Ms Bates has also used her incredibly articulate voice to weigh into the most controversial debates about women, not least when award-winning costume designer Jenny Beaven was ridiculed for not dressing up at the Oscars, or when tabloid newspapers focused more on Home Secretary Theresa May’s cleavage than her budget proposals.

The new book follows the popular launch of a book called Everyday Sexism in 2014.

Jessica Valenti, Sex Object

The Washington Post has named Jessia Valenti “One of the most visible and successful feminists of her generation.” She names herself a “feminist killjoy”.

Either way, the prolific Guardian columnist and author Jessica Valenti is back.

If you like her witty, pithy and poignant columns, the new book by prolific writer Ms Valenti will be like one warm and familiar hug.

Out this summer, the book is an autobiographical account of Valenti’s upbringing and adolescence in New York City, and the painful and funny moments that have made her one of the most recognisable voices on gender equality today.

She has provided a loud and consistent voice in the pro-choice debate in the US as the anti-Planned Parenthood debate intensifies.

Iona Bain, Spare Change

Women often write about being women, but what will really empower women to continue writing about being women?

Money.
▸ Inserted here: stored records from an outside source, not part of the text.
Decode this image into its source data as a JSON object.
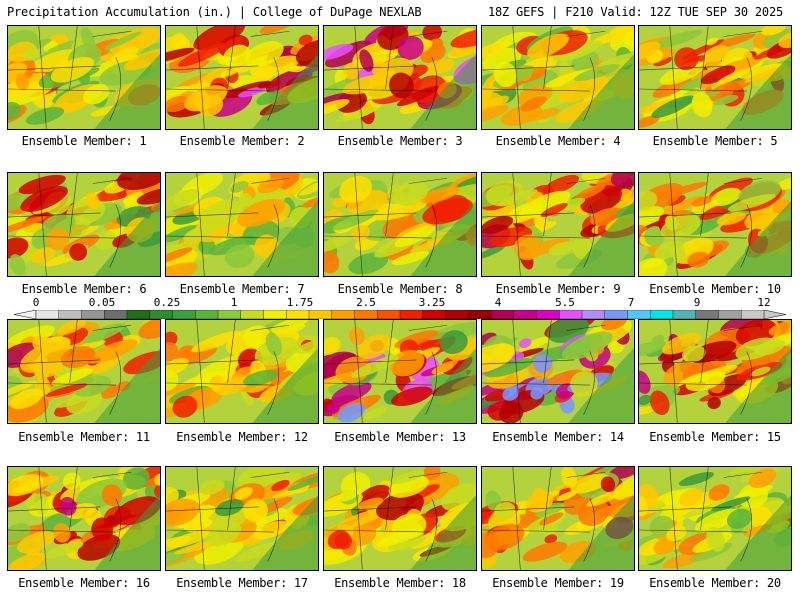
{
  "header": {
    "left_title": "Precipitation Accumulation (in.) | College of DuPage NEXLAB",
    "right_title": "18Z GEFS | F210 Valid: 12Z TUE SEP 30 2025"
  },
  "members": [
    {
      "label": "Ensemble Member: 1",
      "intensity": 0.45
    },
    {
      "label": "Ensemble Member: 2",
      "intensity": 0.75
    },
    {
      "label": "Ensemble Member: 3",
      "intensity": 0.8
    },
    {
      "label": "Ensemble Member: 4",
      "intensity": 0.45
    },
    {
      "label": "Ensemble Member: 5",
      "intensity": 0.55
    },
    {
      "label": "Ensemble Member: 6",
      "intensity": 0.6
    },
    {
      "label": "Ensemble Member: 7",
      "intensity": 0.4
    },
    {
      "label": "Ensemble Member: 8",
      "intensity": 0.55
    },
    {
      "label": "Ensemble Member: 9",
      "intensity": 0.65
    },
    {
      "label": "Ensemble Member: 10",
      "intensity": 0.55
    },
    {
      "label": "Ensemble Member: 11",
      "intensity": 0.6
    },
    {
      "label": "Ensemble Member: 12",
      "intensity": 0.5
    },
    {
      "label": "Ensemble Member: 13",
      "intensity": 0.8
    },
    {
      "label": "Ensemble Member: 14",
      "intensity": 0.95
    },
    {
      "label": "Ensemble Member: 15",
      "intensity": 0.7
    },
    {
      "label": "Ensemble Member: 16",
      "intensity": 0.7
    },
    {
      "label": "Ensemble Member: 17",
      "intensity": 0.5
    },
    {
      "label": "Ensemble Member: 18",
      "intensity": 0.6
    },
    {
      "label": "Ensemble Member: 19",
      "intensity": 0.65
    },
    {
      "label": "Ensemble Member: 20",
      "intensity": 0.45
    }
  ],
  "colorbar": {
    "labels": [
      "0",
      "0.05",
      "0.25",
      "1",
      "1.75",
      "2.5",
      "3.25",
      "4",
      "5.5",
      "7",
      "9",
      "12"
    ],
    "colors": [
      "#e6e6e6",
      "#bebebe",
      "#969696",
      "#6e6e6e",
      "#1e6e1e",
      "#2e8b2e",
      "#3ca03c",
      "#5ab43c",
      "#8cc83c",
      "#c8dc1e",
      "#f0f000",
      "#ffe100",
      "#ffc800",
      "#ffa000",
      "#ff7800",
      "#ff5000",
      "#f02000",
      "#d20000",
      "#b40000",
      "#960000",
      "#b40050",
      "#c8008c",
      "#dc00c8",
      "#e650ff",
      "#b48cff",
      "#7896ff",
      "#50c8ff",
      "#00e6e6",
      "#50b4b4",
      "#787878",
      "#a0a0a0",
      "#c8c8c8"
    ]
  }
}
And women writing about money, educating others to take steps to manage their own finances and thereby guarantee their independence - particularly young women - can be really powerful.

Funny then, why women’s magazines so often lack any advice or tips on the subject.

Enter Iona Bain, journalist and founder of the Young Money blog, following the likes of Evening Standard business journalist and six-time author Lucy Tobin.

Ms Bain's book, Spare Change, aims to help readers get the most from their finances, how to save, how to socialize on a budget, how to make an action plan and to analyse their own relationship with money.

Money and how to manage it is possibly the biggest issue for a good portion of female millennials today.